Looks complicated? Let’s look at an example.

Let’s say you’ve sent out an email campaign to 100 recipients. Out of those messages:

60 ended up in the recipient’s inbox
30 landed in the promotions tab
5 landed in the spam folder
5 generated a bounce
In this case, you’d say your deliverability rate is 95%!

Here are the exact numbers we’ve used to arrive at this number:

[(60 + 30)/(100 – 5)] * 100% = 95%

Before we go any further, we’d like to make a small note first:

There’s a whole argument of whether inbox telegram database placement is the right term to use when referring to deliverability since we’re also counting other tabs and folders in the equation.

Image

We think that the promotions tab (and other similar ones) was developed to help email recipients manage and consume content they’ve subscribed to more efficiently.

Learn more about email deliverability from our marketing podcast:


Although some marketers try to get their emails out of the promotions tab, given the latest developments from Google (leader in the market), we suggest that you think twice before you follow that path.

We believe that happy recipients make happy customers. And Google has some pretty cool plans for the promotions tab.

Opportunity for marketers – this is what the Gmail promotions tab look like with annotations.
Opportunity for marketers – this is what the Gmail promotions tab look like with annotations.
Problems with measuring email deliverability
The theory looks simple, but measuring email deliverability isn’t an easy task.

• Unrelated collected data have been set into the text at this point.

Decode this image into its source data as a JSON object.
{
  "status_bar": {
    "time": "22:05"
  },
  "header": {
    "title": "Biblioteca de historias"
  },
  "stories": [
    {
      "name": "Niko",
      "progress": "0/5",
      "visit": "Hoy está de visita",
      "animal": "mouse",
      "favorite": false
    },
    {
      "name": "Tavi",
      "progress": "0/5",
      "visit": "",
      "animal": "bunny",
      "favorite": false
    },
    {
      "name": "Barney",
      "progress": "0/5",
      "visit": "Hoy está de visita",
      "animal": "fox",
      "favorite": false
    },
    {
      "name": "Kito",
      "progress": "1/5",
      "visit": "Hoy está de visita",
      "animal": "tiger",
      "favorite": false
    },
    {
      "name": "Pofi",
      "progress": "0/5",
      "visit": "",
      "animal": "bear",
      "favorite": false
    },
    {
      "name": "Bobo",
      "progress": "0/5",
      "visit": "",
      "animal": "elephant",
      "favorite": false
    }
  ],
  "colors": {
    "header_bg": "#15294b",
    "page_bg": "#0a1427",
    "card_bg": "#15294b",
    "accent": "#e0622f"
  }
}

When you look into your email analytics dashboard, you’re usually missing one key element from the equation – the number of emails that ended up in your recipient’s spam folder.

Why is that crucial piece of information missing? That’s because the email servers your messages are sent to don’t return this information. They may inform you about the fact that the email address you’re trying to reach is inactive, or its mailbox is full, but not what happened after the message was received.

Here’s the exact response you or your email service provider would receive regardless if your message was placed in the inbox or the junk folder:

smtp;250 Ok
As you can see, there’s no information as to how the message got filtered, i.e., whether it landed in the primary inbox, the promotions tab, or the spam folder.

This is because how your emails get filtered within your recipient’s mailbox depends on various factors – including how they interacted with your previous communication.

In other words, if your message ends up in the subscriber’s X spam folder, it doesn’t mean it won’t show up in the primary tab for user Y or any other user, for that matter.

So, if it’s not possible to know when your emails end up in the spam folder, how on earth do email deliverability tools work?